Tried to keep up until I didn’t, that is. Around the starting point of my thirties (I’m 35 now) I began to read actual books less and instead began reading about actual books more. I spent all of my twenties in higher education, and upon coming out the other end I suddenly (and unconsciously) grasped the fact that reading takes time, too much of it, and instead reading well-written reviews and online treatises about books that one wishes they could actually read is far more efficient. Enjoying Anne Carson’s work, I thus read a lot about how great Anne Carson’s work was without consulting any of said greatness directly. I read the reviews and critiques in The New Yorker or the New York Times or Harper’s and, feeling like I had some tenuous grasp on what the new Carson (or whomever) book consisted of/was about, didn’t bother to go any further than that. Time takes time, and it seemed that I didn’t have nearly as much of it as I once did.

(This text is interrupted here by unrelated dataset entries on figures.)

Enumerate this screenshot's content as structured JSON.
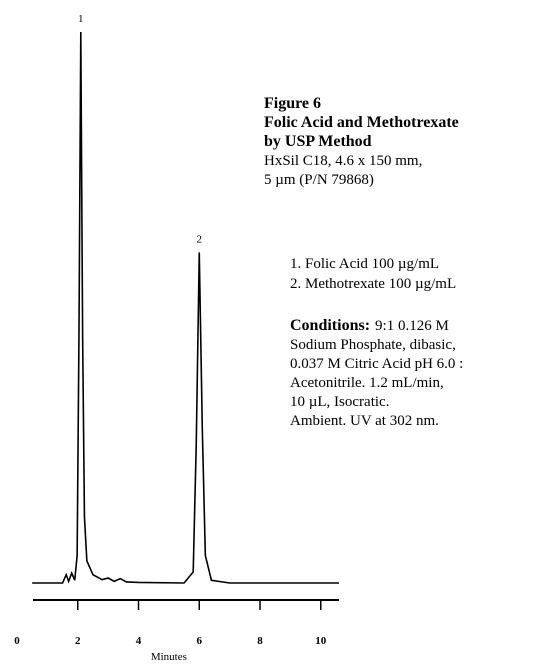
{
  "chart_data": {
    "type": "line",
    "xlabel": "Minutes",
    "xlim": [
      0,
      10.6
    ],
    "xticks": [
      0,
      2,
      4,
      6,
      8,
      10
    ],
    "ylim": [
      0,
      100
    ],
    "grid": false,
    "series": [
      {
        "name": null,
        "color": "#000000",
        "x": [
          0.5,
          1.5,
          1.62,
          1.7,
          1.8,
          1.9,
          1.98,
          2.04,
          2.1,
          2.16,
          2.22,
          2.3,
          2.5,
          2.8,
          3.0,
          3.2,
          3.4,
          3.6,
          4.0,
          5.5,
          5.8,
          5.9,
          6.0,
          6.1,
          6.2,
          6.4,
          7.0,
          10.6
        ],
        "values": [
          0,
          0,
          1.5,
          0.3,
          1.8,
          0.5,
          5,
          45,
          100,
          45,
          12,
          4,
          1.5,
          0.6,
          0.9,
          0.3,
          0.8,
          0.2,
          0.1,
          0,
          2,
          25,
          60,
          28,
          5,
          0.5,
          0,
          0
        ]
      }
    ],
    "annotations": [
      {
        "text": "1",
        "x": 2.1,
        "y": 100
      },
      {
        "text": "2",
        "x": 6.0,
        "y": 60
      }
    ],
    "figure": {
      "label": "Figure 6",
      "title_lines": [
        "Folic Acid and Methotrexate",
        "by USP Method"
      ],
      "column_lines": [
        "HxSil C18, 4.6 x 150 mm,",
        "5 µm (P/N 79868)"
      ]
    },
    "peaks": [
      "1.  Folic Acid  100 µg/mL",
      "2.  Methotrexate  100 µg/mL"
    ],
    "conditions": {
      "label": "Conditions:",
      "lines": [
        "9:1 0.126 M",
        "Sodium Phosphate, dibasic,",
        "0.037 M Citric Acid pH 6.0 :",
        "Acetonitrile. 1.2 mL/min,",
        "10 µL, Isocratic.",
        "Ambient. UV at 302 nm."
      ]
    }
  }
}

This façade-of-immersion lasted for quite a while, and it’s only in the past six months that I canceled my subscriptions to the above magazines (only keeping the Times one because I couldn’t bear the thought of not having a chance to disagree with Ross Douthat on a regular basis) and embarked on an effort to read instead of read about what I wasn’t going to read. This intent has proved fruitful, and primary texts have since abounded in my life, but it’s also brought to the forefront a thing that I wasn’t as aware of as I might have been, namely that in contrast to my younger self I read literature (specifically poems, essays, and novels) really, really slowly. And in my dotage, the more I like something the longer it takes me to finish. I’m averaging three pages a night of Watt by Samuel Beckett, The Awful Truth by Diana Hamilton took me a year and a half to complete, at an average of a page or so a day, and Mary Beard’s SPQR: A History of Ancient Rome might never be finished, at least not at the current rate I’m snailing through. Other books, some of which I like just as much as the above ones, others which I like less, have taken me a shorter amount of time, but still far longer than my 14 or 22-year old self would have ever imagined.

“[T]he intentional reduction in the speed of reading, carried out to increase comprehension or pleasure” is how the (extremely short) “Slow Reading” Wikipedia page defines it and although sometimes I choose to slow read—Beckett’s my favorite writer and I’m also partial to Hamilton and Beard’s work—other times the opposite is true; my comprehension skills aren’t on high alert, nor am I immersed in pleasure, word by sentence by paragraph. I’m just reading really slowly.

Why is this? I have a number of theories, but the one that crevices most deeply in my mind is simply that reading isn’t as pleasurable for me as it once was and my mind is telling me that with each haltingly rendered syllable. Or, alternately, that my years of not reading the book but instead constantly reading about the book have engendered some type of wedge in my mind, one involving the holiness of the primary text, a holiness that must be approached and captured with the utmost precision, caution.

That all being said, perhaps it’s just that with so many other responsibilities and concerns to consider, I can’t concentrate the way my younger self could. Looking at a painting at the age of eight is very different than looking at the same painting at the age of 38 or 55, and the same holds for reading—the words are the same, but the book is very different. We’re supposed to look for longer, but what happens if the longer one stares the less they see? So the next painting beckons and we shuffle off with nothing in our heads but ourselves, full, uncertain.